Dear Clients and Colleagues:
Welcome to a new e-letter format called Short Bursts (SBs.) These have been used in client-specific situations but now are evolving into wider use. Largely because the world seems to be increasing at such breakneck speed that very few are willing to take the time to go deeper. Or at least that’s what it feels like these days.
A recent prospect, who by the way thankfully did not become a client, commented on a proposed 30-day service period: “30 days? That’s hecka of a long time in business. Whole world could be different in 30 days.” You are correct, Sir. But how you adapt and change based on what you think you need will not move that quickly, I assure you. Onto the bursts, rat-a-tat-tat:
As a business leader, are you striking the proper balance between off- and on-line engagement? Note the word ‘discussion’ was not inserted in place of engagement. For purposes of this letter, it will be assumed that you know when in-person conversation is essential. Hint: It’s generally when the situation is sensitive and involves human dynamics, such as health, hiring/firing, performance issues and/or other hot emotional buttons. Remember the great ones always return calls, or in this day and age, emails. Differences are made one person at a time, not en masse.

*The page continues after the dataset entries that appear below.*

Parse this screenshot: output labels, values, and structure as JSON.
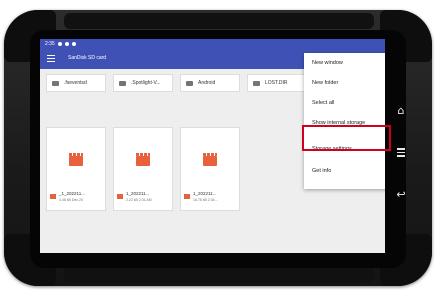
{
  "status_bar": {
    "time": "2:35"
  },
  "toolbar": {
    "title": "SanDisk SD card"
  },
  "folders": [
    {
      "name": ".fseventsd"
    },
    {
      "name": ".Spotlight-V..."
    },
    {
      "name": "Android"
    },
    {
      "name": "LOST.DIR"
    }
  ],
  "files": [
    {
      "name": "_1_202211...",
      "meta": "4.48 kB Dec 20"
    },
    {
      "name": "1_202211...",
      "meta": "2.22 kB 2:31 AM"
    },
    {
      "name": "1_202211...",
      "meta": "16.78 kB 2:34..."
    }
  ],
  "overflow_menu": {
    "items": [
      {
        "label": "New window"
      },
      {
        "label": "New folder"
      },
      {
        "label": "Select all"
      },
      {
        "label": "Show internal storage"
      },
      {
        "label": "Storage settings"
      },
      {
        "label": "Get info"
      }
    ],
    "highlighted": "Storage settings"
  },
  "colors": {
    "toolbar": "#3f51b5",
    "highlight_box": "#d0021b",
    "file_thumbnail": "#e8603c"
  }
}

Do you talk to others or at others? No one is immune to this question, including yours truly who struggles at times. Especially over the phone when there’s only about 30 seconds to get your point across if you’re lucky. The hyper-wired, attention deficit disorder, multi-tasking age aside, the only way to strike balance seems to be equipped to ask good questions. Then just shut up and listen, which is a little difficult for some. Someone asked me to “get a pen and paper” recently, and I almost fell out of my chair. Great reminders all around.
Do you know the difference between acting in public vs. being in private? Admittedly the lines are beginning to blur. It never ceases to amaze, however, at how so few aspiring leaders take the time to understand these dynamics. Start with the basics by offering a stranger a pleasant “hello,” on the street. After staring into some jacked up eyes disguised in suits recently in New York and D.C., the world could use a little more publicly inclined leadership. Someone once said that what you do when no one is watching defines character. Times are a changin.’ Someone is always watching.
Does the job define you or do you define the job? Age-old question. But it’s not meant to be chicken and egg. Presidents going all the way back through Roosevelt have struggled with this question often at their peril. Latest example in the business ranks that no one seems too curious about yet: Who is the new Home Depot CEO (internal choice following long-time office holder, Frank Blake who leaves role Nov. 1st according to original cycle) and how does he plan on dealing with the company’s recent record-breaking security breach? Nameless, faceless leadership usually translates into the job defining you, not the other way around. Tough to strike balance for sure; perhaps impossible the higher you go in the food chain.
If none of these bursts grab your attention, consider some vision stretching from the one and only Kermit the Frog who recently shared some great stuff with “CBS This Morning.”
Kermit said if you’re going to dream or have a dream don’t forget to share it with others so they can help make it come true.
The last piece of wisdom was the best: Remember to spend some time in the big picture. Who knows? One day you might even be in one. Kermit should know, right?
Happy leading. Look forward to hearing feedback on how you are doing with your own set.